¿Por qué el pavo es el símbolo del Día de Acción de Gracias?

Aida Salazar / El Globo News/

MIAMI. – Durante la conquista del Nuevo Mundo, los colonizadores europeos trasladaron consigo parte de sus costumbres, entre ellas, las diferentes celebraciones llevadas a cabo en noviembre para celebrar el final de las cosechas y festejar su agradecimiento a Dios y a la tierra.

Esa celebración también era festejada por los nativos americanos para cuando los hombres blancos, a bordo del Mayflower, se toparon con las costas de Estados Unidos, en la ciudad de Plymouth, lo que hoy es Massachussets.

Cuenta la historia que aquel invierno fue especialmente difícil y que, por ello, los indígenas que habitaban la región les prestaron a los colonos toda su ayuda para sobrevivir en unas tierras que, para los pioneros, eran inhóspitas y desconocidas.

ORIGEN DEL PRIMER FESTEJO DE ACCIÓN DE GRACIAS

La tradición norteamericana remonta Acción de Gracias al encuentro entre colonos ingleses y los indios wampanoag en Plymouth en 1621. Los europeos, que habían llegado a suelo americano el año anterior, conmemoraban el buen resultado de la cosecha cuando se presentó ante el asentamiento el conjunto de nativos.

Ambos grupos confraternizaron y compartieron el banquete, al que cada cual aportó algo. Los ingleses, entre otras cosas, contribuyeron con aves que habían cazado, aunque nada indica que tuviesen que ser pavos. Los expertos creen más probable que fuesen ocas o patos.

Lo cierto es que, en algún momento, el pavo se impuso en esa festividad por razones prácticas. El animal, por su tamaño, bastaba para alimentar a grandes familias, y además era un ave que se criaba específicamente para su consumo, a diferencia de las vacas o las gallinas, que generaban leche y huevos y convenía conservarlas.

EL PAVO SÍMBOLO DE ACCIÓN DE GRACIAS

Con el paso del tiempo, el pavo se convirtió en el verdadero protagonista de la fiesta y actualmente es todo un símbolo del pueblo norteamericano, por lo que cada año, el presidente de la nación indulta a uno -o dos- de estos animales, en un acto cargado de simbolismo.
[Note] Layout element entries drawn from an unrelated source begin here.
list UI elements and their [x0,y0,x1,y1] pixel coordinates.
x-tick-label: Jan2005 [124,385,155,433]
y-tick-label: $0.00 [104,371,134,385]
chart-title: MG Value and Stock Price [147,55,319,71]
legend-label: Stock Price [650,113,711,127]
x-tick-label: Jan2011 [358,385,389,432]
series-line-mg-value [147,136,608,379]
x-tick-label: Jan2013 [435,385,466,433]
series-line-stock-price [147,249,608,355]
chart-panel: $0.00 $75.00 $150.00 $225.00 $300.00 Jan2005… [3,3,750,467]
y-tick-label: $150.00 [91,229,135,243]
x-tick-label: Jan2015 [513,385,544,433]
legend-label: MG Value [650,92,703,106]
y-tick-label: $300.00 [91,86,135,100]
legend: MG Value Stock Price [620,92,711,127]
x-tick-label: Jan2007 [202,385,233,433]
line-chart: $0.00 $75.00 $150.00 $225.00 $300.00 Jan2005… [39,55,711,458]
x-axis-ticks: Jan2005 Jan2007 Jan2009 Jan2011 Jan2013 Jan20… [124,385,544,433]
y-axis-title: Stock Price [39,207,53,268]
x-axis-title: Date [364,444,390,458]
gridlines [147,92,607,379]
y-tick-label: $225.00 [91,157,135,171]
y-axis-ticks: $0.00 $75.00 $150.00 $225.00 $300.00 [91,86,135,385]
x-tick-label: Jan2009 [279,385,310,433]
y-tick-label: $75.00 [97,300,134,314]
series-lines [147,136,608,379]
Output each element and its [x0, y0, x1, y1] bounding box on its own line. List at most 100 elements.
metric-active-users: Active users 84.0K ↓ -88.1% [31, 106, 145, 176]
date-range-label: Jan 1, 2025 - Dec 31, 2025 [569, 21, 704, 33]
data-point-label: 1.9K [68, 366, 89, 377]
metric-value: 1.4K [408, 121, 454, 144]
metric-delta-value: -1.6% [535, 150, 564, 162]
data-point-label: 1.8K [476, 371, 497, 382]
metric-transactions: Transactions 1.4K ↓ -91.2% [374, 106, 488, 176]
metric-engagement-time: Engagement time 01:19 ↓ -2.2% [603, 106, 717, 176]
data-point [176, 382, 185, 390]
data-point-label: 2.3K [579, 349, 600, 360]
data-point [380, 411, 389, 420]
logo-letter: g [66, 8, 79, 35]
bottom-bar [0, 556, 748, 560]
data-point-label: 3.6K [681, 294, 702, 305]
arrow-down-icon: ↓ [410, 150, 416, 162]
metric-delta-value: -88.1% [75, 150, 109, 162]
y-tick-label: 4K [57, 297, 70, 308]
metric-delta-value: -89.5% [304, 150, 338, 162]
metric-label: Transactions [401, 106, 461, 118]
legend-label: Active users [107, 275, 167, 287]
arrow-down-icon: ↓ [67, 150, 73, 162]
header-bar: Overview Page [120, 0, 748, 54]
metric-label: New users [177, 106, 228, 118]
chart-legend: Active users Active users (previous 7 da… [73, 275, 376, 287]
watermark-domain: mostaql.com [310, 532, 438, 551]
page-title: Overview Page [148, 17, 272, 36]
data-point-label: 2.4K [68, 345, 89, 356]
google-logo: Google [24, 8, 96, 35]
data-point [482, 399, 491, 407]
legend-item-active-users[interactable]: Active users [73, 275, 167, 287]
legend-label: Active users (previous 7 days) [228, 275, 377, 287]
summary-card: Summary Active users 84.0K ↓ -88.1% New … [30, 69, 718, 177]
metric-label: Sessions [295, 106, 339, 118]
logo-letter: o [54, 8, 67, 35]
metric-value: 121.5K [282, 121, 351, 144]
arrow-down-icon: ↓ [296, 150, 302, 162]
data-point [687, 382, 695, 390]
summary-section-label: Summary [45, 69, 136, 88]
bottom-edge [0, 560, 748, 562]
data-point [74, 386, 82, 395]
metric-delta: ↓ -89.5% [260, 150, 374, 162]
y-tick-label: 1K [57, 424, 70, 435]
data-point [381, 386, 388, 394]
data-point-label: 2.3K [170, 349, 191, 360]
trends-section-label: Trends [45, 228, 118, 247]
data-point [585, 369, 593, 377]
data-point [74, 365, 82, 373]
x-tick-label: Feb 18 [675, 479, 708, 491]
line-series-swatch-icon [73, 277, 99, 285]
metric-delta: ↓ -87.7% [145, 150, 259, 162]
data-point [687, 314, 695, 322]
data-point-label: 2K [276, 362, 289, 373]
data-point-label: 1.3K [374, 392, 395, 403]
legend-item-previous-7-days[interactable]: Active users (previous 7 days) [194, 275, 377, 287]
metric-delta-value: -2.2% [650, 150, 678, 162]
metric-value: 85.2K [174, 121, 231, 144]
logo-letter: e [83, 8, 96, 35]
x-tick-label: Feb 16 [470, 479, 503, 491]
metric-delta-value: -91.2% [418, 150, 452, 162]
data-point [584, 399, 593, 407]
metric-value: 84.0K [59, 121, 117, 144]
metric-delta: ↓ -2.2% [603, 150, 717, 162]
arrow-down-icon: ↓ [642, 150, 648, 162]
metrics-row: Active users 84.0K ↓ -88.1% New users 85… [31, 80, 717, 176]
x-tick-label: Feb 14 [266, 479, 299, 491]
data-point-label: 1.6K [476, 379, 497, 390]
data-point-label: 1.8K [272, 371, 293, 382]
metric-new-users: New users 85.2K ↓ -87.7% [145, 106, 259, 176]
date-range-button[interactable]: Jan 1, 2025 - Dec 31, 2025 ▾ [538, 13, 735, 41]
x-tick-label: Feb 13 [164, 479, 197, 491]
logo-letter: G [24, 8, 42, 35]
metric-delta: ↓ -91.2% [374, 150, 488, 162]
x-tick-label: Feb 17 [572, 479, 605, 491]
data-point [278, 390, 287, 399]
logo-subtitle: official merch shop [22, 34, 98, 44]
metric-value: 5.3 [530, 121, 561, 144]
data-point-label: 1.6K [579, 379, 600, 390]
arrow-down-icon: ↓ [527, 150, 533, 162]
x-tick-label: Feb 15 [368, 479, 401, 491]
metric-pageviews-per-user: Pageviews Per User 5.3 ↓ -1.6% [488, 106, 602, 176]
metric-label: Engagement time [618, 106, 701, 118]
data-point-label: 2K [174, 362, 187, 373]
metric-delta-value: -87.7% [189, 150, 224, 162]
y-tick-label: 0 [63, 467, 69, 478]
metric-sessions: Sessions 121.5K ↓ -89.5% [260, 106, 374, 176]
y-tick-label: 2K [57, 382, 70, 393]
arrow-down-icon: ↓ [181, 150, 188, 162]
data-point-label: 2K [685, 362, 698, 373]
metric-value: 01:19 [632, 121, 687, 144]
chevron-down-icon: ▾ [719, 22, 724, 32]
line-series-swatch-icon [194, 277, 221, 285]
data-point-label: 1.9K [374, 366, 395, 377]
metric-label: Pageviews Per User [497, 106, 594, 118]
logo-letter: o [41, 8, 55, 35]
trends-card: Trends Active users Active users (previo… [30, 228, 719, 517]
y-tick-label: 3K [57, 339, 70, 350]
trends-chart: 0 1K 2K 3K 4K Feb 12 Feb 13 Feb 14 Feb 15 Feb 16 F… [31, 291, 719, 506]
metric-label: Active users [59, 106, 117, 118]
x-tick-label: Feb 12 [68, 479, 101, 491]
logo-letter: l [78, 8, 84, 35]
Esta parte de la tradición se materializa en la Casa Blanca cuando el presidente de turno, en ceremonia especial, perdona la vida de un pavo. Según los historiadores, la tradición proviene desde la propia presidencia de Abraham Lincoln, cuando su hijo Tad le pidió no comer el pavo previsto para la cena.

Como parte de la tradición, previo al día de Acción de Gracias los pavos que son indultados, son conducidos a un hotel en el centro de Washington DC. Allí, en una suite, los alimentan con maíz y arándanos, y los preparan para una sesión de fotos en la azotea, al fin y al cabo, serán el centro de atención de la tradicional fiesta estadounidense.